Dieser Glaube unterscheidet uns von dem unserer jüdischen Geschwister. Er erhebt uns Christen aber nicht über die Juden. Und wenn wir ihn im christlich-jüdischen Gespräch thematisieren, dann nicht, um Jüdinnen und Juden auf unsere Seite zu ziehen, sondern um das Verständnis füreinander zu vertiefen. 

Und auch zu diesem Thema ist Magonet sehr aktiv unterwegs. Neben zahlreichen Begegnungen zwischen den drei Buchreligionen hat er in seinem Buch „Abraham – Jesus – Mohammed“  aus dem Jahr 2000 seine konstruktive Sicht auf die Möglichkeiten und Zukunft des interreligiösen Dialogs in einer multikulturellen und multireligiösen Gesellschaft dargelegt. [Ja, das ist der Klappentext vom Buch] 

 

Ein Kapitel seines Buches heißt: Jesus eint – Jesus scheidet. 

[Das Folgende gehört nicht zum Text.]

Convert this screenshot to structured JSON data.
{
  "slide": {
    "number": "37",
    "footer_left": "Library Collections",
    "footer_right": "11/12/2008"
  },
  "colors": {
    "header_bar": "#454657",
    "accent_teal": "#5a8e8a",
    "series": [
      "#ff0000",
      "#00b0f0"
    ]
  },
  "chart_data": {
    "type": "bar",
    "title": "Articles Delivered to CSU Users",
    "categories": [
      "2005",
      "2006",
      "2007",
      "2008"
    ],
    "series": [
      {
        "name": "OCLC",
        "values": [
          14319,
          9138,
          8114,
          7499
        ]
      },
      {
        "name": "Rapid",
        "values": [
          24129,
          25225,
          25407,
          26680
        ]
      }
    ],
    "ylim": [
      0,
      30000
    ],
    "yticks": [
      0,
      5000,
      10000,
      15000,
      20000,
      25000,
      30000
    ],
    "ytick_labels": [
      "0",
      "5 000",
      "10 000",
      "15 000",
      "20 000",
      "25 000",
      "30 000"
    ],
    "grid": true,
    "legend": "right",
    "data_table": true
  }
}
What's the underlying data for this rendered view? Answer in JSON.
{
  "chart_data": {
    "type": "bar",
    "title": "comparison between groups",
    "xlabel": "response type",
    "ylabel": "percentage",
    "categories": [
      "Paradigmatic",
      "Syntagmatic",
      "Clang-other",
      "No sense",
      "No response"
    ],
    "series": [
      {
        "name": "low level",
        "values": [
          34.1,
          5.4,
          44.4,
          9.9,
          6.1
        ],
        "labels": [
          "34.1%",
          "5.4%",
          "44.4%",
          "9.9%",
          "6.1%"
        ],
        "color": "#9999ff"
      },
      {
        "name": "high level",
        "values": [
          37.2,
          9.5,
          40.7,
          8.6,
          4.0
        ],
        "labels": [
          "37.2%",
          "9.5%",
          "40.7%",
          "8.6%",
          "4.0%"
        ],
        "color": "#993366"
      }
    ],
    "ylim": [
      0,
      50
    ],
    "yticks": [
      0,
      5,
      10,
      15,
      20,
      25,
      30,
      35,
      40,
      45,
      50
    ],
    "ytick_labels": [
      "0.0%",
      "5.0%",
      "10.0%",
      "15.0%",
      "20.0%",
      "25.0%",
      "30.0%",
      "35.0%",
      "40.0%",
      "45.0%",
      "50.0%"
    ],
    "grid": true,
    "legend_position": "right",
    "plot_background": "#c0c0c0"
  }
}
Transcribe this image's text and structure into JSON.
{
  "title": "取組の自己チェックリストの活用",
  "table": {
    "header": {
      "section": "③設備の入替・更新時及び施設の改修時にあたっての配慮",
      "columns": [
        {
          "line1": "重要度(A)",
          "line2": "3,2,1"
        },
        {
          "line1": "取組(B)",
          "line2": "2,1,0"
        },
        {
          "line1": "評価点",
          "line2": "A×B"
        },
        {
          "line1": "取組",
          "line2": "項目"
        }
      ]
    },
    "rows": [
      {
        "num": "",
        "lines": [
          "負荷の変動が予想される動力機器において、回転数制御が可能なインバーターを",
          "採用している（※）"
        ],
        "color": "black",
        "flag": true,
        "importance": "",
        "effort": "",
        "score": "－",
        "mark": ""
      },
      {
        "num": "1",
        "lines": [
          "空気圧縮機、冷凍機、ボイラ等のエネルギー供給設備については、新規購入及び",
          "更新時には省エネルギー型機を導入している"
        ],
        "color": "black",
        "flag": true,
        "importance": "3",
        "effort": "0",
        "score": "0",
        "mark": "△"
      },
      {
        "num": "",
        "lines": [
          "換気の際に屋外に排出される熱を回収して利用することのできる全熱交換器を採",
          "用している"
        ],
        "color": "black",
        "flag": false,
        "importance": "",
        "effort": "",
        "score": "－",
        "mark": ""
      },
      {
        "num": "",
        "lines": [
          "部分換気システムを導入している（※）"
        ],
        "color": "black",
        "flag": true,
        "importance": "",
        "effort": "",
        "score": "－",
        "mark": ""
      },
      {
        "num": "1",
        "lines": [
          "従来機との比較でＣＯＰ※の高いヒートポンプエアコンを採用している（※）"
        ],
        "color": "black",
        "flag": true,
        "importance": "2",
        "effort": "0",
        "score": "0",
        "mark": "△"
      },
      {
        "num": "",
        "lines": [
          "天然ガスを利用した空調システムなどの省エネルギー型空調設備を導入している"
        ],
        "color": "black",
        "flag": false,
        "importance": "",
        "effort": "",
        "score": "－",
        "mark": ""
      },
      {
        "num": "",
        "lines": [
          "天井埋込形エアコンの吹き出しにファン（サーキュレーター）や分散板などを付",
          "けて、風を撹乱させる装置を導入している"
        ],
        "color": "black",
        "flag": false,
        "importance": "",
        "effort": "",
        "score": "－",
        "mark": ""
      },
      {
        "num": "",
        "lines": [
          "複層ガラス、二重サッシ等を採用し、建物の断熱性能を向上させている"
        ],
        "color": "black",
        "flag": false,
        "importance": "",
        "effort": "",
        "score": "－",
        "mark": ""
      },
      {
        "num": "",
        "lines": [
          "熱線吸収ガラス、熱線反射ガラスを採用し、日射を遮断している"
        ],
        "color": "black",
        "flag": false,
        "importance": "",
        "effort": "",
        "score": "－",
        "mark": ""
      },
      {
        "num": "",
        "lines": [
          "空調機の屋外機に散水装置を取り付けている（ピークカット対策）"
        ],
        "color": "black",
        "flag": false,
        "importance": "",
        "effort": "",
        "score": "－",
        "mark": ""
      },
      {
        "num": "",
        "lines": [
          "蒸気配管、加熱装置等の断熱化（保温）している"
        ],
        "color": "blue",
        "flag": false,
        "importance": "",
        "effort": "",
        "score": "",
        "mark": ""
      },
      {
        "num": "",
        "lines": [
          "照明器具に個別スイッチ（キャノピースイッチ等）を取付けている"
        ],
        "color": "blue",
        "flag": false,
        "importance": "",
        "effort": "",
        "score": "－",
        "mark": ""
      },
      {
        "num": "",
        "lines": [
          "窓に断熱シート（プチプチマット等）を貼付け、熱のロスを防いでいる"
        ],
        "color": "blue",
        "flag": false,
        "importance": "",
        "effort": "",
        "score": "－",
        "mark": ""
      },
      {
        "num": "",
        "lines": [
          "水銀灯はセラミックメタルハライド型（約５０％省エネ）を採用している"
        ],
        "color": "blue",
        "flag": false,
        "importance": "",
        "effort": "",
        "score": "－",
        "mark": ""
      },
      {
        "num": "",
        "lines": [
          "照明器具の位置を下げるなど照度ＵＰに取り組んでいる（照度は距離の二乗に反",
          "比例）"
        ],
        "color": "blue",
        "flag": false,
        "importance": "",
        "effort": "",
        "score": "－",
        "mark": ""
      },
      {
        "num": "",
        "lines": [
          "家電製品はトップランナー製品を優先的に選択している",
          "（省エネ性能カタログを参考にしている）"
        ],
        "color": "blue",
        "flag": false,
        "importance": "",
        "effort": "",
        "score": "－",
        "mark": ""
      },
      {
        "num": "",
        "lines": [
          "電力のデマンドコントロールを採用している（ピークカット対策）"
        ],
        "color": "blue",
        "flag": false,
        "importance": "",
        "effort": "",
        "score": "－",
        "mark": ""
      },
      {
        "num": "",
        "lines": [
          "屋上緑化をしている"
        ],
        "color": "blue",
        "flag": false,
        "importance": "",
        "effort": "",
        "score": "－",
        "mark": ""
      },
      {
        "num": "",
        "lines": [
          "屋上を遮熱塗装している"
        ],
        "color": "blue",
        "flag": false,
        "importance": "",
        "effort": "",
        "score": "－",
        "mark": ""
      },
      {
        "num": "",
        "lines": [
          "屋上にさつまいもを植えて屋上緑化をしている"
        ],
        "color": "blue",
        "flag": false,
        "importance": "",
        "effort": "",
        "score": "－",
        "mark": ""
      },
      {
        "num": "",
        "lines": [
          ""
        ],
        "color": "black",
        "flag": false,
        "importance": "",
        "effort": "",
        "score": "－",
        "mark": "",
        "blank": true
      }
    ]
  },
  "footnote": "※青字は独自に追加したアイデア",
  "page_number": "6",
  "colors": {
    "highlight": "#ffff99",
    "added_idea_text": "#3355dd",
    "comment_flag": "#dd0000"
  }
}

Und vieles, von dem, was ich hier gerade erzählt habe, könnte man nun noch aus der jüdischen Sichtweise aus diesem Kapitel erzählen. Aber das wird dann doch etwas zu lang. 

 

Eine letzte von Magonet angestoßene Anekdote möchte ich doch noch erzählen. Zu Beginn seiner Vorträge hat ein Rabbiner immer die Frage gestellt, wenn ein Esel die Bibel liest, nach was wird er dann Ausschau halten?  Genau, nach Eseln. Und da gibt es einige in der Bibel. 

 

Heute Morgen war ich der Esel und ich habe dabei – hoffentlich – meinen Leitsatz befolgt und nur Dinge erzählt, die ich entweder belegen kann oder klar als meine Interpretation dieser Dokumente identifiziert habe. Unsere Bibel, mit erstem und neuen Testament ist ein viel zu kostbares und spannenden Buch, als dass wir sie schon ausdiskutiert haben könnten. 

 

Und vielleicht kommen wir im Laufe dieser Diskussionen und Interpretationen ja mal ein einen ähnlichen Punkt, wie der Schriftgelehrte damals bei Jesu – oder bleiben gerade durch die Diskussionen fern weg davon.  

 

Der Schriftgelehrte war nämlich beeindruckt: „Ja, Meister, du hast recht geredet!“  Und wiederholt sogar die Antwort, die Jesus ihm auf seine Lebensfrage gegeben hat. Auch Jesus ist offenbar sehr angetan von seinem Gesprächspartner: „Du bist nicht fern vom Reich Gottes.“ 

 

 

AMEN 

Und der Friede Gottes, der höher ist, als alle Vernunft, er bewahre unsere Herzen und Sinne in Jesus Christus.